- The Washington Times - Monday, April 15, 2002

There were no elaborate sets re-creating the glories of Venice, Paris or Budapest at the Folger Shakespeare Library's annual spring gala Friday night. No Doc Scantlin and his Imperial Palms Orchestra blasting out "Puttin' on the Ritz" with feather-covered dancers leading diplomats, dowagers and octogenarian industrialists in a conga line through the New Reading Room. No Royal Guests (Princess Alexandra and Princess Michael of Kent in different years). No masses of roses covering every available surface (as when Lucky Roosevelt was chairman).

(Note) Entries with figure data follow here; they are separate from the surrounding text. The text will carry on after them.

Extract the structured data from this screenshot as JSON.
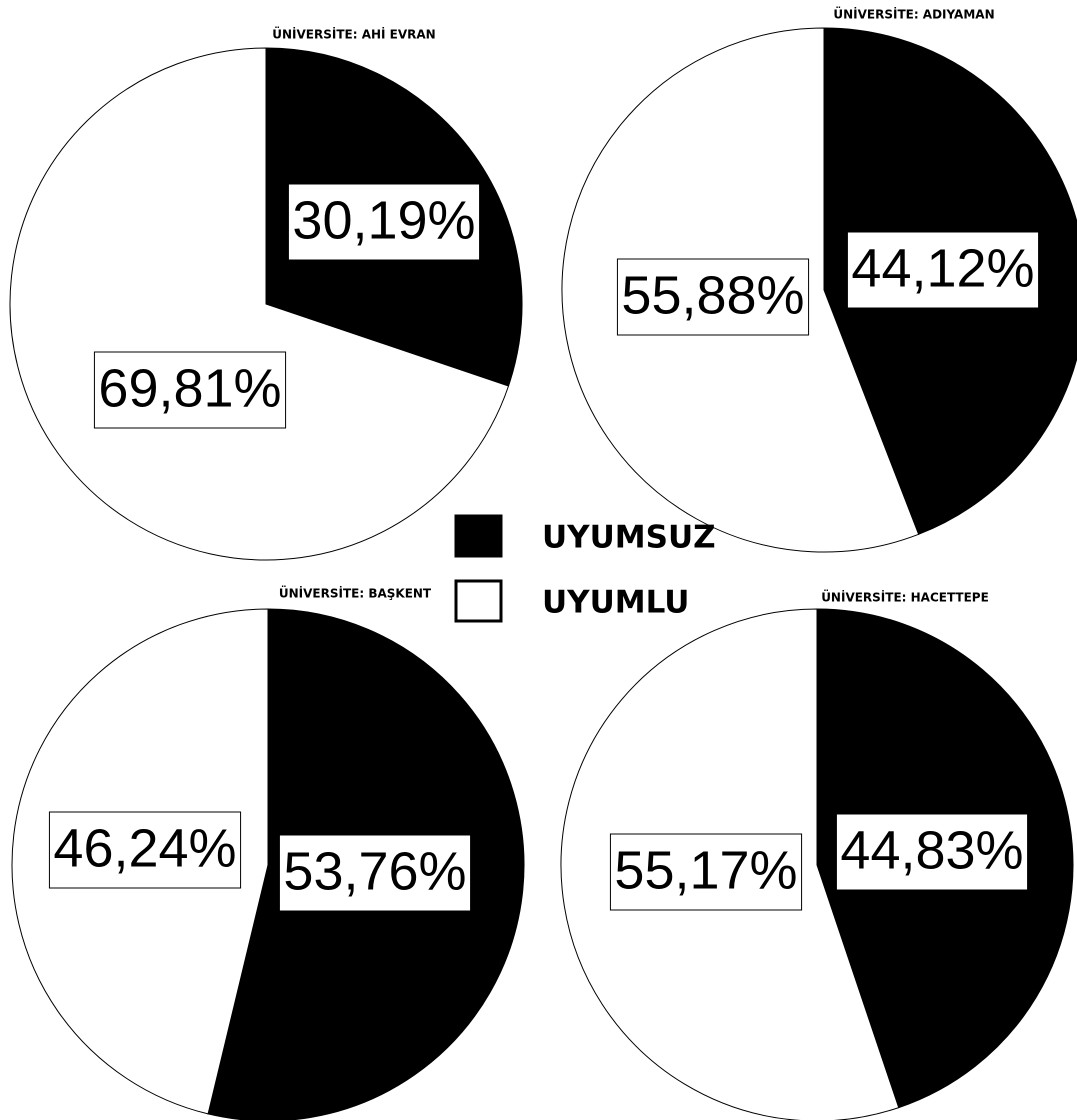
{
  "chart_data": [
    {
      "type": "pie",
      "title": "ÜNİVERSİTE: AHİ EVRAN",
      "categories": [
        "UYUMSUZ",
        "UYUMLU"
      ],
      "values": [
        30.19,
        69.81
      ],
      "value_labels": [
        "30,19%",
        "69,81%"
      ],
      "colors": [
        "#000000",
        "#ffffff"
      ]
    },
    {
      "type": "pie",
      "title": "ÜNİVERSİTE: ADIYAMAN",
      "categories": [
        "UYUMSUZ",
        "UYUMLU"
      ],
      "values": [
        44.12,
        55.88
      ],
      "value_labels": [
        "44,12%",
        "55,88%"
      ],
      "colors": [
        "#000000",
        "#ffffff"
      ]
    },
    {
      "type": "pie",
      "title": "ÜNİVERSİTE: BAŞKENT",
      "categories": [
        "UYUMSUZ",
        "UYUMLU"
      ],
      "values": [
        53.76,
        46.24
      ],
      "value_labels": [
        "53,76%",
        "46,24%"
      ],
      "colors": [
        "#000000",
        "#ffffff"
      ]
    },
    {
      "type": "pie",
      "title": "ÜNİVERSİTE: HACETTEPE",
      "categories": [
        "UYUMSUZ",
        "UYUMLU"
      ],
      "values": [
        44.83,
        55.17
      ],
      "value_labels": [
        "44,83%",
        "55,17%"
      ],
      "colors": [
        "#000000",
        "#ffffff"
      ]
    }
  ]
}
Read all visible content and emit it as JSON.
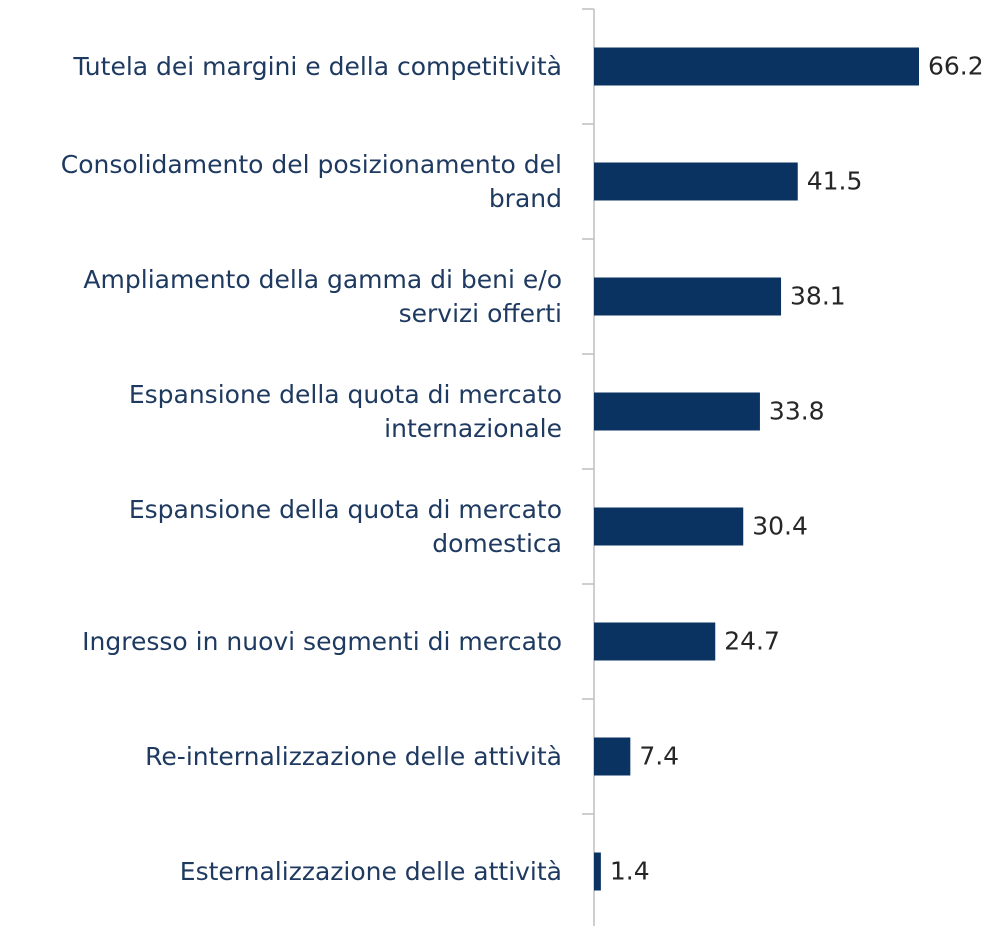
{
  "chart_data": {
    "type": "barh",
    "categories": [
      "Tutela dei margini e della competitività",
      "Consolidamento del posizionamento del brand",
      "Ampliamento della gamma di beni e/o servizi offerti",
      "Espansione della quota di mercato internazionale",
      "Espansione della quota di mercato domestica",
      "Ingresso in nuovi segmenti di mercato",
      "Re-internalizzazione delle attività",
      "Esternalizzazione delle attività"
    ],
    "values": [
      66.2,
      41.5,
      38.1,
      33.8,
      30.4,
      24.7,
      7.4,
      1.4
    ],
    "color": "#0b3361"
  }
}
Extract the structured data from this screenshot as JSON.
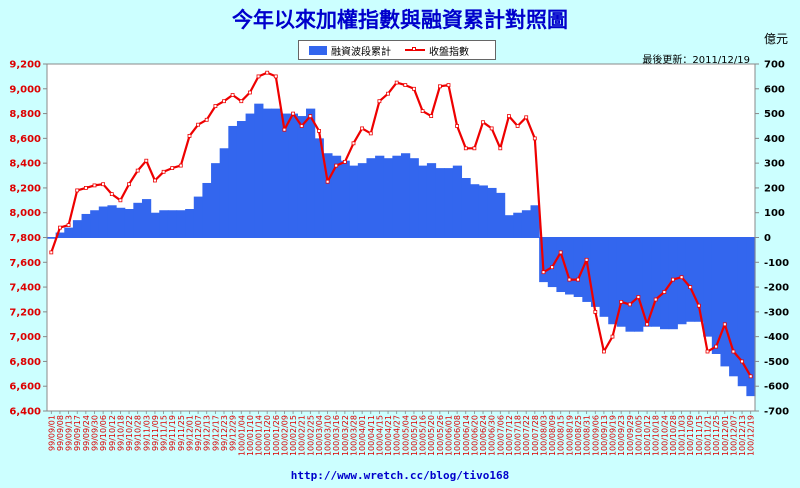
{
  "title": "今年以來加權指數與融資累計對照圖",
  "legend": {
    "bar_label": "融資波段累計",
    "line_label": "收盤指數"
  },
  "unit_label": "億元",
  "update_text": "最後更新：2011/12/19",
  "footer_text": "http://www.wretch.cc/blog/tivo168",
  "colors": {
    "bar": "#3366ee",
    "line": "#ee0000",
    "plot_bg": "#ffffff",
    "page_bg": "#ccffff",
    "title": "#0000cc"
  },
  "chart_data": {
    "type": "bar+line",
    "x_labels": [
      "99/09/01",
      "99/09/08",
      "99/09/13",
      "99/09/17",
      "99/09/24",
      "99/09/30",
      "99/10/06",
      "99/10/12",
      "99/10/18",
      "99/10/22",
      "99/10/28",
      "99/11/03",
      "99/11/09",
      "99/11/15",
      "99/11/19",
      "99/11/25",
      "99/12/01",
      "99/12/07",
      "99/12/13",
      "99/12/17",
      "99/12/23",
      "99/12/29",
      "100/01/04",
      "100/01/10",
      "100/01/14",
      "100/01/20",
      "100/01/26",
      "100/02/09",
      "100/02/15",
      "100/02/21",
      "100/02/25",
      "100/03/04",
      "100/03/10",
      "100/03/16",
      "100/03/22",
      "100/03/28",
      "100/04/01",
      "100/04/11",
      "100/04/15",
      "100/04/21",
      "100/04/27",
      "100/05/04",
      "100/05/10",
      "100/05/16",
      "100/05/20",
      "100/05/26",
      "100/06/01",
      "100/06/08",
      "100/06/14",
      "100/06/20",
      "100/06/24",
      "100/06/30",
      "100/07/06",
      "100/07/12",
      "100/07/18",
      "100/07/22",
      "100/07/28",
      "100/08/03",
      "100/08/09",
      "100/08/15",
      "100/08/19",
      "100/08/25",
      "100/08/31",
      "100/09/06",
      "100/09/13",
      "100/09/19",
      "100/09/23",
      "100/09/29",
      "100/10/05",
      "100/10/12",
      "100/10/18",
      "100/10/24",
      "100/10/28",
      "100/11/03",
      "100/11/09",
      "100/11/15",
      "100/11/21",
      "100/11/25",
      "100/12/01",
      "100/12/07",
      "100/12/13",
      "100/12/19"
    ],
    "left_axis": {
      "label": "收盤指數",
      "min": 6400,
      "max": 9200,
      "ticks": [
        6400,
        6600,
        6800,
        7000,
        7200,
        7400,
        7600,
        7800,
        8000,
        8200,
        8400,
        8600,
        8800,
        9000,
        9200
      ]
    },
    "right_axis": {
      "label": "億元",
      "min": -700,
      "max": 700,
      "ticks": [
        -700,
        -600,
        -500,
        -400,
        -300,
        -200,
        -100,
        0,
        100,
        200,
        300,
        400,
        500,
        600,
        700
      ]
    },
    "series": [
      {
        "name": "融資波段累計",
        "type": "bar",
        "axis": "right",
        "values": [
          -5,
          20,
          40,
          70,
          95,
          110,
          125,
          130,
          120,
          115,
          140,
          155,
          100,
          110,
          110,
          110,
          115,
          165,
          220,
          300,
          360,
          450,
          470,
          500,
          540,
          520,
          520,
          500,
          500,
          490,
          520,
          400,
          340,
          330,
          310,
          290,
          300,
          320,
          330,
          320,
          330,
          340,
          320,
          290,
          300,
          280,
          280,
          290,
          240,
          215,
          210,
          200,
          180,
          90,
          100,
          110,
          130,
          -180,
          -200,
          -220,
          -230,
          -240,
          -260,
          -280,
          -320,
          -350,
          -360,
          -380,
          -380,
          -360,
          -360,
          -370,
          -370,
          -350,
          -340,
          -340,
          -400,
          -470,
          -520,
          -560,
          -600,
          -640
        ]
      },
      {
        "name": "收盤指數",
        "type": "line",
        "axis": "left",
        "values": [
          7680,
          7880,
          7900,
          8180,
          8200,
          8220,
          8230,
          8150,
          8100,
          8230,
          8340,
          8420,
          8260,
          8330,
          8360,
          8380,
          8620,
          8710,
          8750,
          8860,
          8900,
          8950,
          8900,
          8970,
          9100,
          9130,
          9100,
          8670,
          8800,
          8700,
          8780,
          8660,
          8250,
          8380,
          8410,
          8560,
          8680,
          8640,
          8900,
          8960,
          9050,
          9030,
          9000,
          8820,
          8780,
          9020,
          9030,
          8700,
          8520,
          8520,
          8730,
          8680,
          8520,
          8780,
          8700,
          8770,
          8600,
          7520,
          7560,
          7680,
          7460,
          7460,
          7620,
          7200,
          6880,
          7000,
          7280,
          7260,
          7320,
          7100,
          7300,
          7360,
          7460,
          7480,
          7400,
          7250,
          6880,
          6920,
          7100,
          6880,
          6800,
          6680
        ]
      }
    ],
    "grid": false,
    "legend_position": "top-center"
  }
}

No Arianna Huffington sweeping in like Cinderella in acres of billowing chiffon.
This year's benefit was decidedly low-key, perhaps because of the solemnity of marking the library's 70th anniversary. Perhaps also because candy mogul Forrest E. Mars Jr. (who co-chaired the $1,000-per-person event with his wife, Deborah) doesn't much care for publicity except where it helps boost the sales of Snickers, Three Musketeers and Milky Way.
The Mars family is "even more press-shy than the du Ponts, which is saying quite a lot," said one guest who preferred not to be quoted. No doubt true but hardly surprising inasmuch as Mr. Mars and his two siblings, John Mars and Jacqueline Badger Mars (who both attended), have a combined fortune estimated at $27 billion on Forbes magazine's Richest Americans list
The co-chairing couple were definitely hands-on as far as food and appointments were concerned. They supervised tastings for the conservative but excellent dinner (Maryland crab, roasted breast of pheasant with foie gras and chocolate-inspired what else? dessert. Different-colored centerpieces of roses (peach, red, and scarlet) and irises turned out to be striking but were "considered a bit racy at first," one organizer revealed.
The Mars family's friends and associates made up much of the guest list along with visiting board members of Amherst College (which owns and operates the library) and a sizable contingent of Folger trustees there to honor Werner Gundersheimer (who is retiring in July, after 18 years as the library's director) and to meet his successor, Shakespearean scholar Gail Kern Paster. The few gala stalwarts from previous years included C. Boyden Gray, Huda and Samia Farouki, David and Charlotte Greenewalt, Mary Weinmann, Dr. LaSalle and Ruth Leffall, Ernest and Betty May, William H.G. and Annelise FitzGerald, Roger and Victoria Sant, and Giuseppe and Mercedes Cecchi.
Compared with the conga lines of yore, the entertainment was notably high-brow: Actress Lynn Redgrave and actors from the Folger Theatre's company quoted the Bard's timeless lines (the non-bawdy ones, that is) in a rapid-fire recitation that had many in the erudite audience lip-synching along.
There were a few famous invectives as well.
"You puny, paunchy, pribbling, plumed, plucked politicians," one young actor shouted as former Sen. Alan K. Simpson's eyebrow arched in amusement.
But no matter. The Wyoming solon will always love the Folger, which he discovered years back while trying to duck an important vote on the Senate floor.
"I changed my mind on the Clinch River Breeder Reactor and [Senate Majority Leader] Howard Baker was trying to find me to get my vote," Mr. Simpson remembered. "I walked over to the Folger, sat down in an armchair and started reading Shakespeare while they were doing the roll call."
It turned out to be the perfect hiding place.
"He never did find me," Mr. Simpson said.